Ce chant fait référence à la ville alsacienne de Strasbourg, qui a subi un siège de 43 jours sous les bombardements allemands entre août et septembre 1870, et qui fut de fait annexée à la fin de la guerre. Elle témoigne en outre du fort sentiment d’attachement à la France et du sentiment d’inimité à l’égard des Allemands de la part des populations occupées.

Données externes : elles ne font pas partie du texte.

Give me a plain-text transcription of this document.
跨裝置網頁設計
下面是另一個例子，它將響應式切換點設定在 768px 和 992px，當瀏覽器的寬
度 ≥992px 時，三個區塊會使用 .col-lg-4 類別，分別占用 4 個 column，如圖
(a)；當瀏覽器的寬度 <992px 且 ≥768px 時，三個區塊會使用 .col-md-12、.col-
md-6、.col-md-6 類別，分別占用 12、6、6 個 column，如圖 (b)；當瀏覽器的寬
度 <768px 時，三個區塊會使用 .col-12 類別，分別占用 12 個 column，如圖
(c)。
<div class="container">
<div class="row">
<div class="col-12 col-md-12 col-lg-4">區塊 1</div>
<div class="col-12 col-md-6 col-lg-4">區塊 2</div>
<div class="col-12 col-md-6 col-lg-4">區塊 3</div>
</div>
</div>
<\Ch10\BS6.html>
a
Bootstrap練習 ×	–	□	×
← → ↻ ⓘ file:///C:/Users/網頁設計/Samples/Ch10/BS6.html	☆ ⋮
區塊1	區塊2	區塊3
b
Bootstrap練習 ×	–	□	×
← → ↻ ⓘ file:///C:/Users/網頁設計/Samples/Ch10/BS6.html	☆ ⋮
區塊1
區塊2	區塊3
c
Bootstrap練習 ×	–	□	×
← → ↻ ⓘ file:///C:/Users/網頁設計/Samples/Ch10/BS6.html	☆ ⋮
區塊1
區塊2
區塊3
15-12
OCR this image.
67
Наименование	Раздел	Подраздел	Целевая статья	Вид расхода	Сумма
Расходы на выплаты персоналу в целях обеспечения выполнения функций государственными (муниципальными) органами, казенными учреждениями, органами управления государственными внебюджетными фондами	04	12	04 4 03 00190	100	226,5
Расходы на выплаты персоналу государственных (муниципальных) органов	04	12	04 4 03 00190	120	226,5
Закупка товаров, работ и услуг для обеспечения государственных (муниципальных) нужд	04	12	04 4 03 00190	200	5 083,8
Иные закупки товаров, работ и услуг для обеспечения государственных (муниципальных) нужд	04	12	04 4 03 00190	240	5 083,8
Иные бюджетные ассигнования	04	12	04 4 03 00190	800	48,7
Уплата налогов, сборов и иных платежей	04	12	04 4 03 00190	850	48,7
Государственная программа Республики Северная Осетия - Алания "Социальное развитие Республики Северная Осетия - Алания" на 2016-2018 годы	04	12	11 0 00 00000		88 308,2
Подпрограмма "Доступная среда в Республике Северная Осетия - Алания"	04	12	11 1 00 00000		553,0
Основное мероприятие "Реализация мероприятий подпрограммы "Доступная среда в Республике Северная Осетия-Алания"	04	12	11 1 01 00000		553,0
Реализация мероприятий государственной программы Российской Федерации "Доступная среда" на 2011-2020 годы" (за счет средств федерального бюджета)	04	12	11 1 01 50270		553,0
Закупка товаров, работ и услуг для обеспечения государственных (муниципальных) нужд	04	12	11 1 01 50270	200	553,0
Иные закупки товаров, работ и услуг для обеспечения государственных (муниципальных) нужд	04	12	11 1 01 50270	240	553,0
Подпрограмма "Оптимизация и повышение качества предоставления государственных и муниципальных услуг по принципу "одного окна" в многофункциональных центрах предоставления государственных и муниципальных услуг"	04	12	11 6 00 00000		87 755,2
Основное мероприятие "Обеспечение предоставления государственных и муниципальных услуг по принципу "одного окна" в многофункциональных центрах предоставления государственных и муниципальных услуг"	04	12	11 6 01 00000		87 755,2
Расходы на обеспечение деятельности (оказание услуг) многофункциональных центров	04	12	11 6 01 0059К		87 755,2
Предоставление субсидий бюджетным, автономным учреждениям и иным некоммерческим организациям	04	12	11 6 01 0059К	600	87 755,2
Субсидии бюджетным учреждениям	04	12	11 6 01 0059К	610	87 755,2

Ce n’est qu’en 1918, à la fin de la première guerre mondiale, que la ville redevint française.
Paroles
Petit papa c’est donc la mi-carême,
Car te voici déguisé en soldat
Petit papa dis-moi si c’est pour rire,
Ou pour faire peur aux tout petits enfants ? (bis)
–
Non mon enfant je pars pour la patrie,
C’est un devoir où tous les papas s’en vont,
Embrasse-moi petite fille chérie,
Je rentrerai bien vite à la maison. (bis)
–
Dis-moi maman quelle est cette médaille,
Et cette lettre qu’apporte le facteur ?
Dis-moi maman, tu pleures et tu défailles
Ils ont tué petit père adoré ? (bis)
–
Oui mon enfant ils ont tué ton père,
Pleurons ensemble car nous les haïssons,
Quelle guerre atroce qui fait pleurer les mères,
Et tue les pères des petits anges blonds. (bis)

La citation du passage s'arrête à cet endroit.